Renal and cardiovascular fibrosis is found to be linked to inflammation in Aldo‐treated models.45 Inhibition of inflammatory cytokines ameliorates renal and cardiac injury in several experimental models.46 Here we demonstrate that Aldo treatment induces the production of pro‐inflammatory cytokines (such as TNF‐a, IL‐1β, and MCP‐1), whereas SB‐216763 markedly reverses these alterations in kidney and heart.
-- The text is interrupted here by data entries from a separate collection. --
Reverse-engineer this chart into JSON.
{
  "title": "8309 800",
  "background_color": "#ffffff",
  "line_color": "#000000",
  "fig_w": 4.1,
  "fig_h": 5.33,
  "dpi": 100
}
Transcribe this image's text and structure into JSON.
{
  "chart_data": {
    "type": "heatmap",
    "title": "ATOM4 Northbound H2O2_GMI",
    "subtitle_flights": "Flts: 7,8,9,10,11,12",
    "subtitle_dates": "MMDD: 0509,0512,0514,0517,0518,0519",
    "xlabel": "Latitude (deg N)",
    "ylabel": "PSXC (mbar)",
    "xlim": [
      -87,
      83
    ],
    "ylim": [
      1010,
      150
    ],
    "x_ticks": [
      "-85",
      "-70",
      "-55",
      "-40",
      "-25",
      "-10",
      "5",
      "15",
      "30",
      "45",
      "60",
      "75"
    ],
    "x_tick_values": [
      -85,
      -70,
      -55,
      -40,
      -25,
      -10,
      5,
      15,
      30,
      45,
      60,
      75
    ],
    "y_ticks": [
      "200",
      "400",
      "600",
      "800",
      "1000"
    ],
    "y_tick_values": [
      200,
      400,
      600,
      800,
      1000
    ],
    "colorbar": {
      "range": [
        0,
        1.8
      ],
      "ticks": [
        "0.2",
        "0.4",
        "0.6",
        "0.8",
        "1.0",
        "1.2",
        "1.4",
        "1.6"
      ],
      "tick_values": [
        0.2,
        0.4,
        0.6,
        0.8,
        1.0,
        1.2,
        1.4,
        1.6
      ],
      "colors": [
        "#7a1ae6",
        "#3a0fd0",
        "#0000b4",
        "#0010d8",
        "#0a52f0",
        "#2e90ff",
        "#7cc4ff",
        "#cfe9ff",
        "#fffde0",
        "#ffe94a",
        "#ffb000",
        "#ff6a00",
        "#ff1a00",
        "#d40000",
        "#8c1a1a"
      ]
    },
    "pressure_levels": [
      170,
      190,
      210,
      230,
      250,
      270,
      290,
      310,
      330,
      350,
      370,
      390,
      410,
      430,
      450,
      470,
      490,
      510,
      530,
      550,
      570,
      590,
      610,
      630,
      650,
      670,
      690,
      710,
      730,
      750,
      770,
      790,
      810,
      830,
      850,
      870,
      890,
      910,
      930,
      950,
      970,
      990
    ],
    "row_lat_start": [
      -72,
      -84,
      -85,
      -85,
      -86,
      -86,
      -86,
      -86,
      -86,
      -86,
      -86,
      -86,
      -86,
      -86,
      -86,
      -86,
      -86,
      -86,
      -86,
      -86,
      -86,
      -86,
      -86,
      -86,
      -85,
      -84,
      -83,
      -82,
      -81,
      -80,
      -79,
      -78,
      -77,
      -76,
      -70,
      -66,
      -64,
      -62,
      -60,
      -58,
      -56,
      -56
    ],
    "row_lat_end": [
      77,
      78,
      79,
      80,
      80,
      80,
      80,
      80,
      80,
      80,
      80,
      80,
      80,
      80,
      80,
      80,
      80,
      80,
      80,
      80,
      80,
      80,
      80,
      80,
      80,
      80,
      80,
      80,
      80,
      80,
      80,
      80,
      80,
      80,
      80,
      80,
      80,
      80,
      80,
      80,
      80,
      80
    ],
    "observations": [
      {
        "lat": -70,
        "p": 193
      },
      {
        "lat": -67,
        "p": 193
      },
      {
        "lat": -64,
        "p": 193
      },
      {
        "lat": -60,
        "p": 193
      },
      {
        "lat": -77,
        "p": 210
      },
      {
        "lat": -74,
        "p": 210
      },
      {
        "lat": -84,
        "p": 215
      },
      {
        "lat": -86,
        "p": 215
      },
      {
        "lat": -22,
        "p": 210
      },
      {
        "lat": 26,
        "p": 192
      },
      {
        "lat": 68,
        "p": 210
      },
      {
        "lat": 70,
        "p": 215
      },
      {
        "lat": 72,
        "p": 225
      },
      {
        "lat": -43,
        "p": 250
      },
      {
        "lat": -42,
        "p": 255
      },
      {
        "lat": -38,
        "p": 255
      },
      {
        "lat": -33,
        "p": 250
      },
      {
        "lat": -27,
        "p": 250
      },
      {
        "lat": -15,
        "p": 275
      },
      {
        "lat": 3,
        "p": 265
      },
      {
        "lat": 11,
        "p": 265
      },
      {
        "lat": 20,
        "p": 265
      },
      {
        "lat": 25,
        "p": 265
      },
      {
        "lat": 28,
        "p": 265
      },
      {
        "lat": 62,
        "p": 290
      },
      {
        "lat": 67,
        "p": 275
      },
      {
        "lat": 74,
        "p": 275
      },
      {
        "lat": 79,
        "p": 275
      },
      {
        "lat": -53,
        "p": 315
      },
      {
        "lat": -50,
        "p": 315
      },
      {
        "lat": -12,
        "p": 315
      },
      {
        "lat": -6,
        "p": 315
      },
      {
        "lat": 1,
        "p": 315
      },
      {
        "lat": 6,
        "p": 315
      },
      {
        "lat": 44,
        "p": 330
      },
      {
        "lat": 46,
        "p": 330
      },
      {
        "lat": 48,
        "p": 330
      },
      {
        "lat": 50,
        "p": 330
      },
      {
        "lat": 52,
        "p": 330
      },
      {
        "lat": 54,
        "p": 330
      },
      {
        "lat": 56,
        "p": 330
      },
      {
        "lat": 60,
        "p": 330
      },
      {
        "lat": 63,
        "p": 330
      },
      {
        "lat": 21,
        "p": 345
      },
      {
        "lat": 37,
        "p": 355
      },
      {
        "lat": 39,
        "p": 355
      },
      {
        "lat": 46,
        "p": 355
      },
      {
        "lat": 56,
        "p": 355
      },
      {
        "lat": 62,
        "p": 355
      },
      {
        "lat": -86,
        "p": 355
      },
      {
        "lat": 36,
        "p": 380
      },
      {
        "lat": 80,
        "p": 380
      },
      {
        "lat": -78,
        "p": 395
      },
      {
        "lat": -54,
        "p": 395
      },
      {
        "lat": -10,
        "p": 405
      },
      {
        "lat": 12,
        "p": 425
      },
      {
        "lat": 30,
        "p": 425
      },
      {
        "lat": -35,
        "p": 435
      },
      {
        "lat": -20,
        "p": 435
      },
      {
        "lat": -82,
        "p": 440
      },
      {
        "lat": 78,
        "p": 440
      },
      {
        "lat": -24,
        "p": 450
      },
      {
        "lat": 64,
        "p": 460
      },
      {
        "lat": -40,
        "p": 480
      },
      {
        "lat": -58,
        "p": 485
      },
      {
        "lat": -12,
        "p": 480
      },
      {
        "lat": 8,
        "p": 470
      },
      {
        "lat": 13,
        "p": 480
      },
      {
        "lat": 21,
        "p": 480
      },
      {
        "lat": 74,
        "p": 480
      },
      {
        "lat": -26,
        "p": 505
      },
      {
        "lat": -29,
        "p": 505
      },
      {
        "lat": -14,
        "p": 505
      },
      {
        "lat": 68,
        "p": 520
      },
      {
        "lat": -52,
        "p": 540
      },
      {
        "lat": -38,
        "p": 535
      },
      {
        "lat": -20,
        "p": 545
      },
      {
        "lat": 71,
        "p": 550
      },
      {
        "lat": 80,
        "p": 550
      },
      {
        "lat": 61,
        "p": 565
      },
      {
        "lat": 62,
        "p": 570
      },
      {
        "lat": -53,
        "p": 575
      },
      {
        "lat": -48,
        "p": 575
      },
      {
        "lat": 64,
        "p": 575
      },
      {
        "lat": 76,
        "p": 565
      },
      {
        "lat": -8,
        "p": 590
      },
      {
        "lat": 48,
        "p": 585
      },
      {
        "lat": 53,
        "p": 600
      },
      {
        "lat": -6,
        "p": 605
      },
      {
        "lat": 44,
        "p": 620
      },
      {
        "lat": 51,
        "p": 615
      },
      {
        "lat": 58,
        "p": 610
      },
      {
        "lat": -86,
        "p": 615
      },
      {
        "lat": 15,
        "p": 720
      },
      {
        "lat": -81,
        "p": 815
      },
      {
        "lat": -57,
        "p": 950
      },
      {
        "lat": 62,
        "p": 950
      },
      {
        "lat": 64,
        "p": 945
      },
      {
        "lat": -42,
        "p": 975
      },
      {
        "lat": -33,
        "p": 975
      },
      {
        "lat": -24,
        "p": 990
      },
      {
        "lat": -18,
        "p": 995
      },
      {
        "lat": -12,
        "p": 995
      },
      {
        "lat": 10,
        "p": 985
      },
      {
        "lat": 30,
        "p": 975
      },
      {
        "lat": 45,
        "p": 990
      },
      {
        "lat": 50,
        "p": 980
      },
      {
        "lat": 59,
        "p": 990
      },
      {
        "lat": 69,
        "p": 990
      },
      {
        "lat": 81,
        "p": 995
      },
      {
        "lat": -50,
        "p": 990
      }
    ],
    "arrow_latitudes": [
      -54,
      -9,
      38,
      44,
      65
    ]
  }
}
Autophagy is generally considered to be a cell survival mechanism that functions in response to various stress conditions and plays a critical role in human physiology and diseases, especially in inflammation and immunity.47, 48 Autophagy or autophagy‐related proteins could control inflammatory signaling by regulating inflammatory transcriptional responses. For example, upregulated p62 in autophagy‐deficient cells activate the pro‐inflammatory transcription factor NF‐κB.49 Autophagy also prevents tissue inflammation due to its role in apoptotic corpse clearance.30 Recent studies reported that impaired or deficient autophagy is believed to contribute to renal and cardiovascular disease as described in previous studies that focused on the role of autophagy in cardiac‐renal disease,50, 51 but the mechanism is not understood clearly. GSK3β can regulate autophagy, but its underlying mechanism remains unclear. Moreover, the different studies have given a different conclusion about the role of GSK3β in regulating autophagy. Sarkar et al52 reported that lithium (an inhibitor of GSK3β activity) can induce autophagy by inhibiting inositol monophosphatase, but another study showed that lithium can reduce autophagy and apoptosis after neonatal hypoxia‐ischemia.53 Inhibition of GSK3β activity using SB‐216763 or knockdown of GSK3βpromotes autophagy to reduce cadmium‐induced apoptosis.54 In the study we found that SB‐216763 suppresses cardiovascular and renal inflammation and activates autophagy in cardiac and renal tissues. More important, inhibition of autophagy increases perivascular fibrosis and tubulointerstitial injury in the SB216763‐treated group. These results demonstrate that SB‐216763 protects against Aldo‐induced cardiac and renal injury by activating autophagy. As shown in Figures 4 and 5, Aldo treatment can slightly increase the protein levels of LC3‐II in the cardiorenal tissues as well as p62 degradation, indicating Aldo slightly activates autophagy. The results suggest that autophagy might be a protective mechanism following occurrence of cardiorenal injury. Unfortunately, the current level of autophagy activation is not competent to resist cardiorenal injury induced by Aldo. Therefore, additional autophagy activation induced by SB‐216763 plays an important role in inhibiting Aldo‐induced cardiorenal injury.

CONCLUSION

The current study demonstrated that a GSK‐3β inhibitor, SB‐216763, suppresses aldosterone‐induced cardiac, and renal injury in by increasing autophagy activation, thus offering a new target for prevention of cardiac and renal injury.

CONFLICTS OF INTEREST

The authors report no conflict of interest.

AUTHORS’ CONTRIBUTION

Planned experiments: X‐LC; Performed experiments: Y‐DZ, X‐JD, H‐YD, W‐SP, and N‐FG; Analyzed data: Q‐LZ; Contributed reagents or other essential material: Y‐DZ and W‐SP; Wrote the paper: X‐LC.